Many students were looking forward to the newly renovated off-campus housing option when the College Park Apartments reopened last spring.
The students’ excitement was tempered by a recurring problem last semester and this semester: fire alarms.
Pitt-Johnstown Campus Police Sgt. Daniel Dunn said since Jan. 20, there has been 64 fire alarms go off in the building, as of Saturday.
He also said, in the same time frame, all the five freshmen halls have had 50 alarms go off combined.
“I thought the number (of freshmen hall fire alarms) would be higher. (Freshmen) aren’t familiar with how the equipment work and how sensitive (the fire alarms) are,” Dunn said.
According to Housing Director Sherri Rae, 117 people reside in the building.
Rae said the fire-alarm frequency is something university officials have been trying to address all semester.
She said other than residence staff, no residents have complained to her about the alarm frequency.
College Park Apartment resident Becky Stefanyak said the frequent alarms are annoying.
“I do think that the alarms are too sensitive. Sometimes something as simple as steam will trigger them.
“(But) I would much rather be safe and have annoying alarms than ineffective ones,” Stefanyak said.
Rae said a new alarm system was part of the renovation.
Physical Plant Director Walter Kalista was unavailable to answer questions seeking more information about the system.
Ceiling alarms placed outside bathrooms may be a problem as shower steam released when doors are open set alarms off.
Richland Township Fire Department Deputy Chief Bob Heffelfinger said alarm systems vary in different building types.
“There are various standards based on residential versus commercial (buildings), age of building and occupancy,” Heffelfinger said.

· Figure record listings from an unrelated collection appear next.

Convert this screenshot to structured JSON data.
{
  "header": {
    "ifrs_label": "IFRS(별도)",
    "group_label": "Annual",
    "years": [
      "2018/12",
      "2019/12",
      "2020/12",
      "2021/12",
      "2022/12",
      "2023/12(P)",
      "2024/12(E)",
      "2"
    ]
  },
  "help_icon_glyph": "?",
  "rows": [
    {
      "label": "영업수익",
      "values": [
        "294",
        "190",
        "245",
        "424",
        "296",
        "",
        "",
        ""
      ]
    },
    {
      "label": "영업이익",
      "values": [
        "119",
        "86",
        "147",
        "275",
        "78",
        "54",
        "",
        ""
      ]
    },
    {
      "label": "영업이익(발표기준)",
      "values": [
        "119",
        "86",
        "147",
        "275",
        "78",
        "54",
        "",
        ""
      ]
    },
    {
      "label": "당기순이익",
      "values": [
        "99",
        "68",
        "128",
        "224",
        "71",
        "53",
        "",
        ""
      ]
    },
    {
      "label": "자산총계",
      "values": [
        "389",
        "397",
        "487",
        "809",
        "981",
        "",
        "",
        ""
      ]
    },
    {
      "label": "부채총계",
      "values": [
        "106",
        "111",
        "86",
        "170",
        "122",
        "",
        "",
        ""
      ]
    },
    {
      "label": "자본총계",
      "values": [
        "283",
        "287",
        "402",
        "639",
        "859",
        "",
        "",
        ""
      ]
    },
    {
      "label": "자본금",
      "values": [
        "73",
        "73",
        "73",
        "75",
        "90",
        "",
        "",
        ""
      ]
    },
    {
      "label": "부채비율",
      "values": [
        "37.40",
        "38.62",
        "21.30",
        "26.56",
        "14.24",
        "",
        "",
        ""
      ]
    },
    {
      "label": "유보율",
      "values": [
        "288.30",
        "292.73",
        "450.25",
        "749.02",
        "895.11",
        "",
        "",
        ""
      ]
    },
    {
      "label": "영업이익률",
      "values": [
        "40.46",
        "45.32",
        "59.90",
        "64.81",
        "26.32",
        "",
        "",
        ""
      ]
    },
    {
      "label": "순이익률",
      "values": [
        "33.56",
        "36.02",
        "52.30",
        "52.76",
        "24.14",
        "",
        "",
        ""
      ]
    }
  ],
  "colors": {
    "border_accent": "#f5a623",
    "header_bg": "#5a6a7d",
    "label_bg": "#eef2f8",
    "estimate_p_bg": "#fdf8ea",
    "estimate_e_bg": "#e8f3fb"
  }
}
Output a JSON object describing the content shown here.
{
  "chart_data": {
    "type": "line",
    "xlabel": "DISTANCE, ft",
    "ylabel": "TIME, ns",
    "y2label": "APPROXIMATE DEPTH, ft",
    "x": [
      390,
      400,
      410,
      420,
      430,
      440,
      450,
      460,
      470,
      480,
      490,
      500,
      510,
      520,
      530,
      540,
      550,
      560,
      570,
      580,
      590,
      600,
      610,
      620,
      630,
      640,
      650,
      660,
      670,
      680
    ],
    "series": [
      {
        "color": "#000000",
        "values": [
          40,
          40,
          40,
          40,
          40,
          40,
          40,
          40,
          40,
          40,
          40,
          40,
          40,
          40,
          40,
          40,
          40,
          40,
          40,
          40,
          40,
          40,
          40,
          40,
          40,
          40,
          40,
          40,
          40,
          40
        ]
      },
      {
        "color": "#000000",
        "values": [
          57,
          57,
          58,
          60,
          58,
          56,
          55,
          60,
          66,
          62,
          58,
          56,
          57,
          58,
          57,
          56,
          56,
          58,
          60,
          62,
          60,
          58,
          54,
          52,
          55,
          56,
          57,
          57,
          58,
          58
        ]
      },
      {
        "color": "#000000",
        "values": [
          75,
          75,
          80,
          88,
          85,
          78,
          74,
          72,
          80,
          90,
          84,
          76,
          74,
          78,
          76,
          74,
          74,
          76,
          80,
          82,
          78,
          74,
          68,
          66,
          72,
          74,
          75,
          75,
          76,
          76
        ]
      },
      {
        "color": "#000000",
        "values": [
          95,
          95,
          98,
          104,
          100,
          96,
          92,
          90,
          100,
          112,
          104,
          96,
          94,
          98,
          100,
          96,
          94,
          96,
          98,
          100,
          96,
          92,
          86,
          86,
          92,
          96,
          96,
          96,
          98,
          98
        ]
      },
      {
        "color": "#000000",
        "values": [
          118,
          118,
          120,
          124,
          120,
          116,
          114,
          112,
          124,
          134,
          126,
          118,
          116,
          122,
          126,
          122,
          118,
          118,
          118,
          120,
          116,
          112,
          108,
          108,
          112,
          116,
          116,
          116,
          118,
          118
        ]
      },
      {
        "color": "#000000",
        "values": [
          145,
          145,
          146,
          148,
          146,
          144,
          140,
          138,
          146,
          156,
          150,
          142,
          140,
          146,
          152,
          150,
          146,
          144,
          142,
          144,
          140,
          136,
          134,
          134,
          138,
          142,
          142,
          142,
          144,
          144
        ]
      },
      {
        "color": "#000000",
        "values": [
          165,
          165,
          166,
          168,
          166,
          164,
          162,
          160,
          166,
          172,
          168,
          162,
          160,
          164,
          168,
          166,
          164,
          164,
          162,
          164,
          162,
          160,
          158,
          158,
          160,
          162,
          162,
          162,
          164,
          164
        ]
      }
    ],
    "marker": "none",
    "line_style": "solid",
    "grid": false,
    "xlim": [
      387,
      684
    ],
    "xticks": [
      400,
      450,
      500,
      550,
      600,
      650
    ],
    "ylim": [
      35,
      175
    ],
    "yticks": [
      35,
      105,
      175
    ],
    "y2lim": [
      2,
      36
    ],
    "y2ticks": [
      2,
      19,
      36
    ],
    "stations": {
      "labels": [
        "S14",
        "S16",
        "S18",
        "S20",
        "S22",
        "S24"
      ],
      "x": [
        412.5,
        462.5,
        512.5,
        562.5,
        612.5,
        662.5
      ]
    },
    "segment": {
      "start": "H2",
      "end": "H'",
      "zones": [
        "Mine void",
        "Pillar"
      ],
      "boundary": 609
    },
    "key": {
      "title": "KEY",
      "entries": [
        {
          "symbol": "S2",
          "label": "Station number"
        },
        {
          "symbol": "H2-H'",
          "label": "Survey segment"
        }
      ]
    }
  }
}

Richland Township code officer Ed Klein did not respond to a phone call to answer fire alarm questions.
Heffelfinger said since College Park Apartments were recently renovated and that could be a cause of the alarm’s sensitivity.
He said older alarms tend not to be as sensitive as the newer ones.
“Just because a newer alarm is more sensitive than an older alarm, it doesn’t suggest that there’s a problem with either of (the alarms),” Heffelfinger said.
“(Firefighters) get calls from Graystone (Manor) all the time. Alarms get set off from dust or burning popcorn,” he said.
He said in Graystone Manor only a specific alarm zone activate, but, if one building’s alarm goes off, all of the alarms in that building go off.
Heffelfinger said when alarms go off in campus buildings, Pitt-Johnstown police officers do not call firefighters.
“Since there’s so many different causes that set off (campus building fire alarms), (campus) officers typically don’t notify when they get the notification of a fire alarm.
“If there ever was to be a fire, (firefighters) would be quick to respond once we get notified,” he said.
Stefanyak said, even with the frequent alarms, she doesn’t think they will deter potential residents.
“The (College Park Apartments) are really nice, and the alarms going off all the time is only a minor nuisance. In this case, I think that the good qualities of living here outweigh the bad,” she said.